Cinq autres terminaux suivront

Cinq autres terminaux flottants suivront dans l'année, après des chantiers menés au pas de charge grâce aux milliards d'euros débloqués par Berlin.

"C'est le nouveau rythme de l'Allemagne avec lequel nous faisons progresser nos infrastructures", s'est félicité le chancelier. Un projet privé du groupe français Totalenergies à Lubmin (nord de l'Allemagne) devrait aussi ouvrir rapidement.

Ces installations fourniront un tiers des besoins en gaz du pays, éloignant - pour le moment - les scénarios catastrophes de pénuries massives encore évoqués il y a quelques mois.

Les terminaux GNL (Gaz naturel liquéfié) flottants permettent d'importer du gaz naturel par voie maritime, sous forme liquide. Ils sont composés d'une plateforme d'amarrage et d'un bateau dit FSRU, où le GNL est livré, stocké et regazéifié, avant d'être envoyé dans le réseau.

A la différence d'autres pays européens, l'Allemagne ne disposait d'aucun terminal sur son sol, préférant la ressource peu chère arrivant des pipelines russes, dont elle dépendait à 55% de ses importations.

Tout a changé avec la guerre en Ukraine et la fin des livraisons du russe Gazprom.

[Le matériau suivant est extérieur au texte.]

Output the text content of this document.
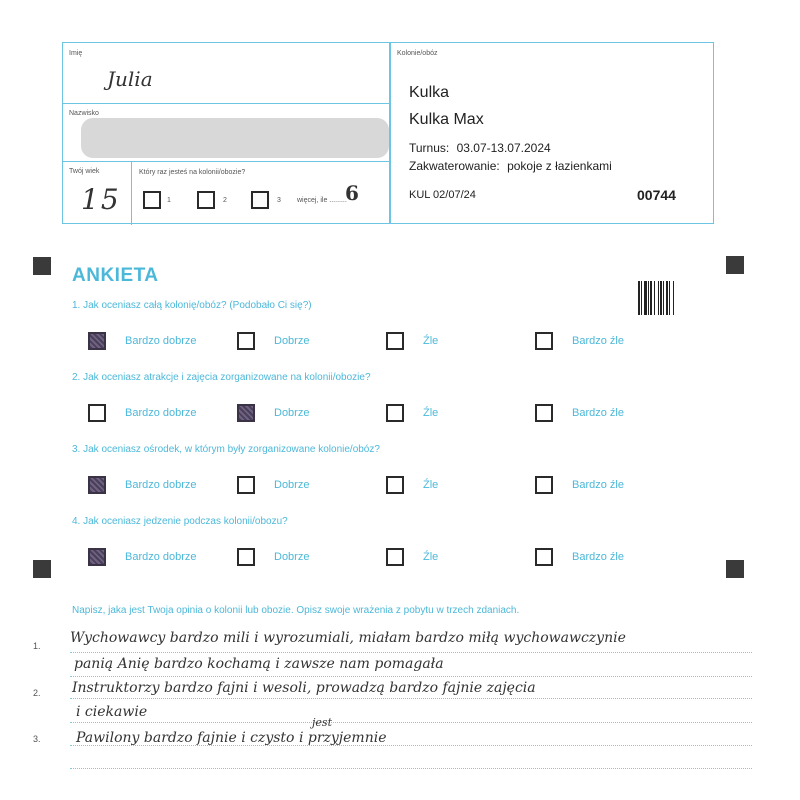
Imię
Julia
Nazwisko
Twój wiek
15
Który raz jesteś na kolonii/obozie?
1	2	3 więcej, ile .........
6
Kolonie/obóz
Kulka
Kulka Max
Turnus: 03.07-13.07.2024
Zakwaterowanie: pokoje z łazienkami
KUL 02/07/24	00744
ANKIETA
1. Jak oceniasz całą kolonię/obóz? (Podobało Ci się?)
Bardzo dobrze	Dobrze	Źle	Bardzo źle
2. Jak oceniasz atrakcje i zajęcia zorganizowane na kolonii/obozie?
Bardzo dobrze	Dobrze	Źle	Bardzo źle
3. Jak oceniasz ośrodek, w którym były zorganizowane kolonie/obóz?
Bardzo dobrze	Dobrze	Źle	Bardzo źle
4. Jak oceniasz jedzenie podczas kolonii/obozu?
Bardzo dobrze	Dobrze	Źle	Bardzo źle
Napisz, jaka jest Twoja opinia o kolonii lub obozie. Opisz swoje wrażenia z pobytu w trzech zdaniach.
1.
2.
3.
Wychowawcy bardzo mili i wyrozumiali, miałam bardzo miłą wychowawczynie
panią Anię bardzo kochamą i zawsze nam pomagała
Instruktorzy bardzo fajni i wesoli, prowadzą bardzo fajnie zajęcia
i ciekawie
jest
Pawilony bardzo fajnie i czysto i przyjemnie
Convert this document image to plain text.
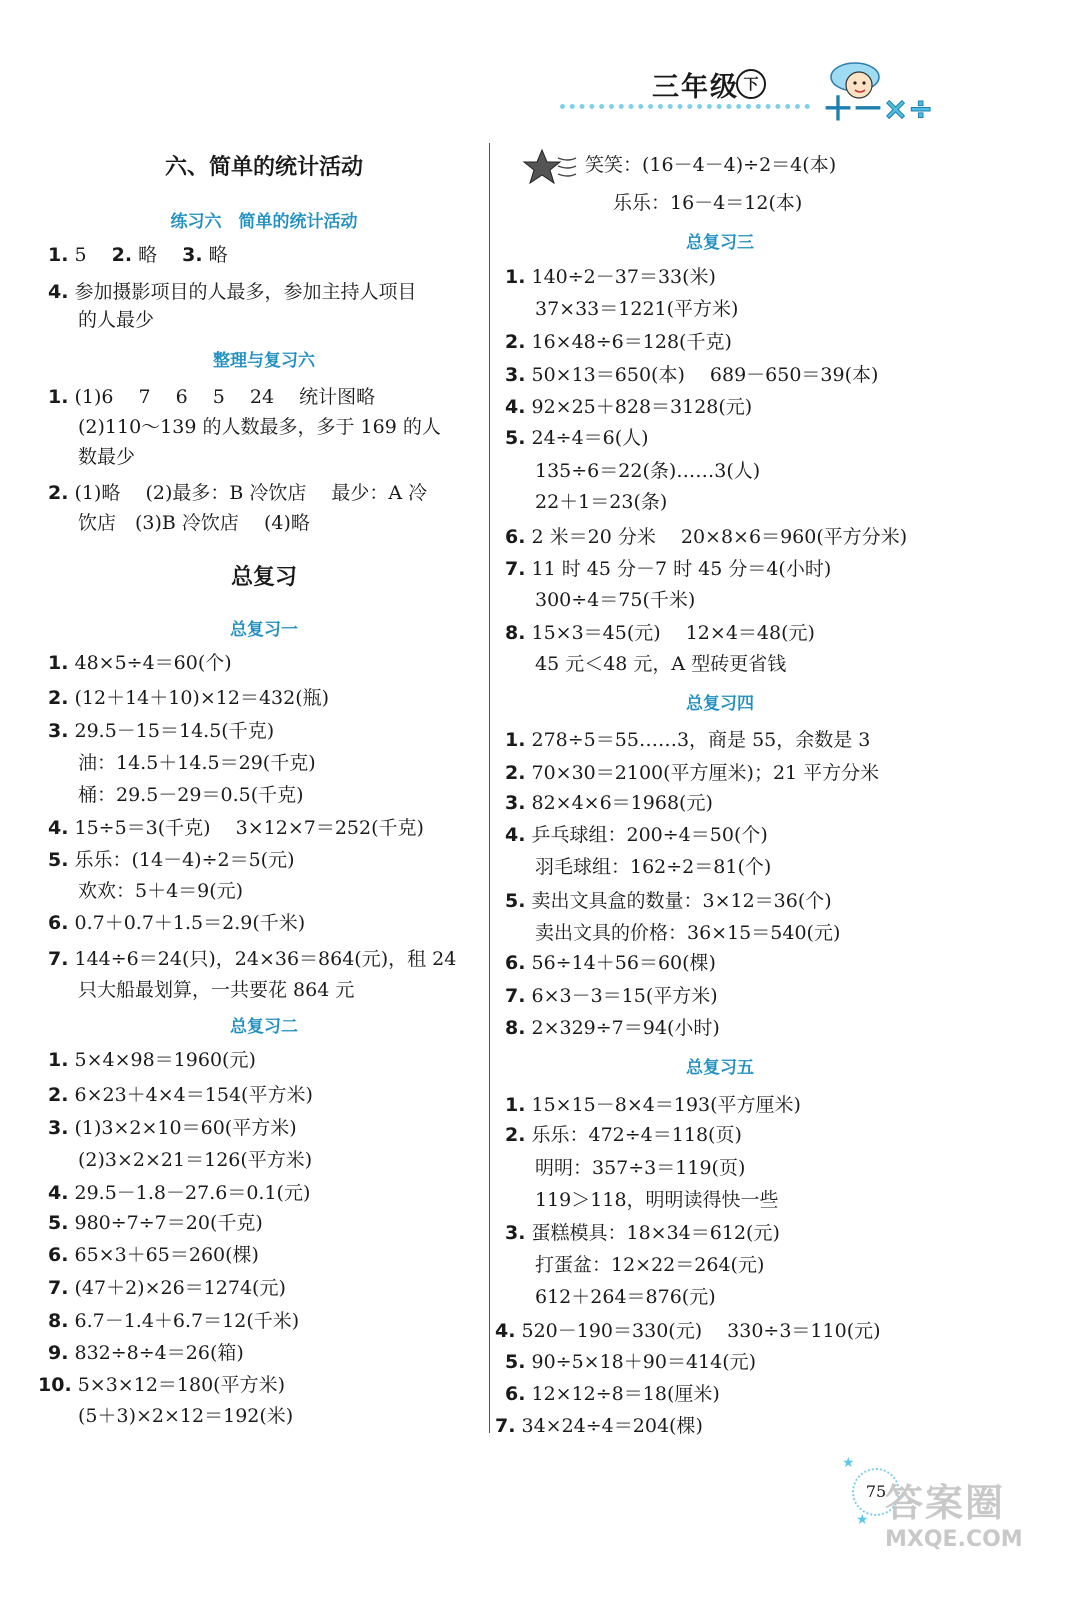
三年级 下
＋－×÷
六、简单的统计活动
练习六　简单的统计活动
1. 5　 2. 略　 3. 略
4. 参加摄影项目的人最多，参加主持人项目
的人最少
整理与复习六
1. (1)6　 7　 6　 5　 24　 统计图略
(2)110～139 的人数最多，多于 169 的人
数最少
2. (1)略　 (2)最多：B 冷饮店　 最少：A 冷
饮店　(3)B 冷饮店　 (4)略
总复习
总复习一
1. 48×5÷4＝60(个)
2. (12＋14＋10)×12＝432(瓶)
3. 29.5－15＝14.5(千克)
油：14.5＋14.5＝29(千克)
桶：29.5－29＝0.5(千克)
4. 15÷5＝3(千克)　 3×12×7＝252(千克)
5. 乐乐：(14－4)÷2＝5(元)
欢欢：5＋4＝9(元)
6. 0.7＋0.7＋1.5＝2.9(千米)
7. 144÷6＝24(只)，24×36＝864(元)，租 24
只大船最划算，一共要花 864 元
总复习二
1. 5×4×98＝1960(元)
2. 6×23＋4×4＝154(平方米)
3. (1)3×2×10＝60(平方米)
(2)3×2×21＝126(平方米)
4. 29.5－1.8－27.6＝0.1(元)
5. 980÷7÷7＝20(千克)
6. 65×3＋65＝260(棵)
7. (47＋2)×26＝1274(元)
8. 6.7－1.4＋6.7＝12(千米)
9. 832÷8÷4＝26(箱)
10. 5×3×12＝180(平方米)
(5＋3)×2×12＝192(米)
笑笑：(16－4－4)÷2＝4(本)
乐乐：16－4＝12(本)
总复习三
1. 140÷2－37＝33(米)
37×33＝1221(平方米)
2. 16×48÷6＝128(千克)
3. 50×13＝650(本)　 689－650＝39(本)
4. 92×25＋828＝3128(元)
5. 24÷4＝6(人)
135÷6＝22(条)……3(人)
22＋1＝23(条)
6. 2 米＝20 分米　 20×8×6＝960(平方分米)
7. 11 时 45 分－7 时 45 分＝4(小时)
300÷4＝75(千米)
8. 15×3＝45(元)　 12×4＝48(元)
45 元＜48 元，A 型砖更省钱
总复习四
1. 278÷5＝55……3，商是 55，余数是 3
2. 70×30＝2100(平方厘米)；21 平方分米
3. 82×4×6＝1968(元)
4. 乒乓球组：200÷4＝50(个)
羽毛球组：162÷2＝81(个)
5. 卖出文具盒的数量：3×12＝36(个)
卖出文具的价格：36×15＝540(元)
6. 56÷14＋56＝60(棵)
7. 6×3－3＝15(平方米)
8. 2×329÷7＝94(小时)
总复习五
1. 15×15－8×4＝193(平方厘米)
2. 乐乐：472÷4＝118(页)
明明：357÷3＝119(页)
119＞118，明明读得快一些
3. 蛋糕模具：18×34＝612(元)
打蛋盆：12×22＝264(元)
612＋264＝876(元)
4. 520－190＝330(元)　 330÷3＝110(元)
5. 90÷5×18＋90＝414(元)
6. 12×12÷8＝18(厘米)
7. 34×24÷4＝204(棵)
★
★
75
答案圈
MXQE.COM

Les importations de gaz liquéfié vers l'Allemagne, via les ports belges, néerlandais et français, ont bondi.

Pas encore de contrats

Pour éviter un coût du transport prohibitif, le pays a décidé de lancer sur son propre sol plusieurs chantiers de terminaux. Mais l'Allemagne n'a toujours pas signé des contrats gaziers significatifs pour remplir ces terminaux dans l'immédiat.

"La capacité d'importation sera là. Mais ce qui m'inquiète, ce sont les livraisons", s'alarme auprès de l'AFP Johan Lilliestam, chercheur à l'université de Postdam.

Un contrat entre l'entreprise américaine ConocoPhillips et le Qatar a été signé pour le terminal de Wilhelmshaven. Mais la livraison de gaz ne débutera qu'à partir de 2026.

Les négociations entre les énergéticiens allemands - RWE et Uniper en tête- et les principaux fournisseurs mondiaux, comme le Qatar, les Etats-Unis ou le Canada, patinent.

Les producteurs cherchent à conclure des contrats longs, pour rentabiliser leurs investissements tandis que Berlin veut du court terme afin de se passer progressivement des énergies fossiles.

"Les entreprises doivent savoir que, si nous voulons respecter nos objectifs (de neutralité carbone, NDLR), les achats allemands seront de moins en moins importants au fil du temps", a ainsi martelé fin novembre le ministre de l'Economie Robert Habeck.

Au sein des associations écologistes, critiques sur les projets GNL, l'association DUH a annoncé vendredi des "actions juridiques" contre Wilhelmshaven. Une dizaine de militants écologistes manfestaient dans la ville, avec des pancartes demandant la "fin du gaz", a constaté un journaliste de l'AFP.

Coupures

Sans contrat significatif, l'Allemagne est exposée à la volatilité des marchés spot de court terme pour se fournir.

Les prix ont certes baissé depuis l'été. Mais le marché pourrait se tendre dès 2023, en raison de la reprise de la demande en Chine, qui abandonne peu à la peu la politique "zéro Covid".

Et l'hiver actuel en Allemagne, particulièrement froid, pourrait vider les cuves plus rapidement que prévu.

"La consommation de gaz augmente. C'est un risque, particulièrement quand la vague de froid se prolonge dans le temps", a alerté récemment le chef de l'Agence nationale des réseaux Klaus Müller.

Dès lors, "on ne peut pas exclure des coupures pour l'hiver prochain", estime Andreas Schroeder, expert pour l'institut londonien ICIS.

Les autorités allemandes appellent donc la population à poursuivre ses efforts pour économiser la ressource. L'objectif de Berlin est d'économiser 20% de gaz cet hiver, contre "13%" actuellement, selon M. Müller.